SMITH: I just was given that one day at a parents' morning in New York. And I wanted to think about it as a found object. Could you make art out of this thing that I was given, which explains to 6-year-olds how to write fiction? It was a very deeply philosophical piece of work - two-page instruction from the DOE, so I used it.
NEARY: Smith's wry sense of humor is often on display, but there is tragedy in these stories, as well. "Mood" is a series of seemingly unrelated vignettes. Smith says she was trying to explore how many emotions a person can experience each day as technology brings us into constant interaction with the often-tragic stories of people all over the world. Here she reads an excerpt.
SMITH: (Reading) To separate an unpotty-trained 4-year-old from its mother at the border and place it in confinement with several other children of similar age in a crate of Pampers as if you hope the children will figure out how to change themselves and then to walk past the visiting nurse and social worker with lowered eyes as you three pass each other at the tent flap because none of you can quite stand to look at each other - to perform this action, it is essential that you have phlegm and are phlegmatic in general so that you can be good at generalizing ideas or problems in the world and making compromises.
NEARY: A number of the stories draw on news events from both the present and past. In "Kelso Deconstructed," she imagines the last day in the life of a young black man killed in a racially motivated attack in 1950s Britain. Smith says she thinks more people should know about this murder.
SMITH: The story of Kelso Cochrane should be one of the founding stories of modern British life. As stories of racial terror in America have become front and center - Emmett Till is a story known to all Americans, I should think - the fact that these stories in England are obscure or forgotten or unknown, not just outside the country but within it, is distressing to me.
NEARY: Perhaps no story is as timely as "The Canker," a kind of fable about an island where people misguidedly, as she describes it, put a destructive leader known as the Usurper into power.

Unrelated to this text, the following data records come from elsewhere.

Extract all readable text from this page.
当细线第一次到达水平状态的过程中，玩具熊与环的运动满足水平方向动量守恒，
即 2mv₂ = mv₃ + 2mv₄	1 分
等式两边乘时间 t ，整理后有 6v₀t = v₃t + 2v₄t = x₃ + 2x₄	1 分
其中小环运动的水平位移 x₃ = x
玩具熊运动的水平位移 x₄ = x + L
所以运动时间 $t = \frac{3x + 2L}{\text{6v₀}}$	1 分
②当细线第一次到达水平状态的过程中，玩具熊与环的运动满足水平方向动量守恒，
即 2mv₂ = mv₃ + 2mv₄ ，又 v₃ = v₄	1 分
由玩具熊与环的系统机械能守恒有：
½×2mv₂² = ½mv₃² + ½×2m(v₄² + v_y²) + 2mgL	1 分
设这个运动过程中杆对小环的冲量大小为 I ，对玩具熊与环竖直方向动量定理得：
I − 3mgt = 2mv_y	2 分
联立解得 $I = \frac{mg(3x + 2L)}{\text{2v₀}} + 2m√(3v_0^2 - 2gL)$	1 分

SMITH: We have plenty of usurpers right now. It doesn't take an idiot to pick them out. They're all over the planet. But I was just interested in the idea of the bully - particularly the masculine bully, who cast his shadow over a people. And I wanted to try and imagine that world in its bare bones.
NEARY: Smith says she doesn't think of herself as political as in belonging to a particular party or getting actively involved in working for a cause. But writing, she believes, is unavoidably political.
SMITH: I think that all philosophy, all fiction, anything that tries to process the world is political by definition. I mean, a writer writing in 2019 who doesn't experience (laughter) the political is not alive. I mean, that's impossible, I should think. But I don't find myself any more political than the next citizen. I'm experiencing this with the same shock and awe and terror as everybody else with no higher purchase on it.
NEARY: Now that she has finished the story collection, Smith is not quite ready to plunge back into writing a novel. Instead, she plans to do a lot of reading. Reading, she says, is her main profession. It gives her joy, and it's where she finds the inspiration to write.